The Texas Court of Criminal Appeals, however, has since clarified that while the
“conditions” of probation may not render a sentence “illegal,” the fact that a defendant was
wrongfully placed on either regular or shock probation can in fact render a sentence illegal, thereby
allowing the State to challenge the granting of probation for the first time on appeal. 9 See, e.g.,
Burg v. State, 592 S.W.3d 444, 451 (Tex.Crim.App. 2020) (recognizing that a sentence may be
rendered illegal based on the “fact of shock or regular probation.”), citing State v. Dunbar, 297
S.W.3d at 781; see also Shortt v. State, 539 S.W.3d at 325-326 n.4 (recognizing that “probation,
substantively, is a type of punishment.”). More importantly, the Court has expressly held that an
order granting “shock probation” substantively modifies a defendant’s judgment of conviction.
9
In addition, the Court has also recognized that when a defendant complains about a condition of probation that
“violates an absolute prohibition as envisioned by Marin,” or in other words, a condition that the “criminal justice
system simply finds intolerable” or is by definition an option not available to the trial court, the defendant may
challenge that condition for the first time on appeal. See Gutierrez v. State, 380 S.W.3d 167, 175-76 (Tex.Crim.App.
2012).
17
See Robinson, 498 S.W.3d at 919 (holding that the State may appeal an order that “modifies a
judgment by imposing shock probation.”); see also State v. Hanson, 555 S.W.3d 578, 580
(Tex.Crim.App. 2018) (reaffirming that an order granting shock probation “modifies a judgment”
under Article 44.01 of the Code of Criminal Procedure). Therefore, the trial court’s order placing
Hanson on shock probation did in fact modify or alter its earlier judgment sentencing him to an
eight-year prison term. And because the plea agreement contemplated that Hanson was waiving
his right to receive any such a modification, without the State’s written consent, the trial court’s
order placing Hanson on shock probation did in fact deprive the State of the benefit of its bargain.

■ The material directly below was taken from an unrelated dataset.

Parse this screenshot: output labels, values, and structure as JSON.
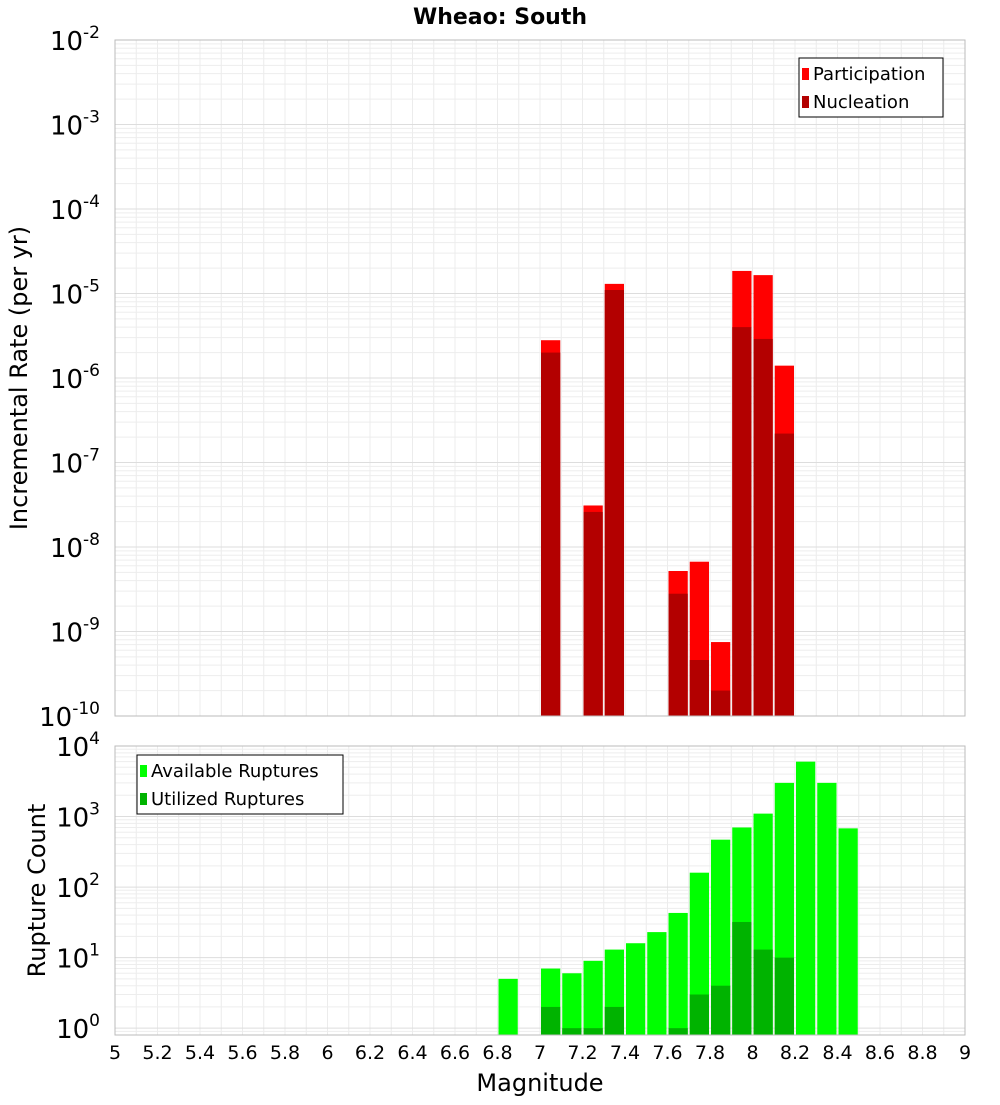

Accordingly, for the reasons set forth above, we conclude that the trial court abused its
discretion when it issued its order suspending Hanson’s sentence and placing him on shock
probation without the State’s consent. The State’s sole issue on appeal is sustained.
V. CONCLUSION
We reverse the trial court’s amended order suspending the further execution of Hanson’s
sentence and placing him on shock probation and remand this matter for further proceedings in
accordance with our opinion.10
JEFF ALLEY, Chief Justice
March 27, 2020
Before Alley, C.J., Rodriguez, and Palafox, JJ.
(Do Not Publish)
10
From our record, it appears that Hanson spent some time in jail between the date of his initial judgment of conviction,
and the date of the order appealed from. The trial court on remand would have to determine the appropriate credits
for time served from that, or any other reason. See, e.g., Ex parte Rowe, 277 S.W.3d 18, 19-20 (Tex.Crim.App. 2009)
(“As we have held in previous unpublished opinions, if a person is erroneously released from custody, through no
fault of his own, and is then brought back into custody, he is entitled to credit for all of the time spent on that erroneous
release.”); but see Ex parte Alvarez, 570 S.W.3d 442, 447 (Tex.App.--Austin 2019, pet ref’d) (distinguishing Rowe
and like decisions). We express no opinion on what credit, if any, might apply.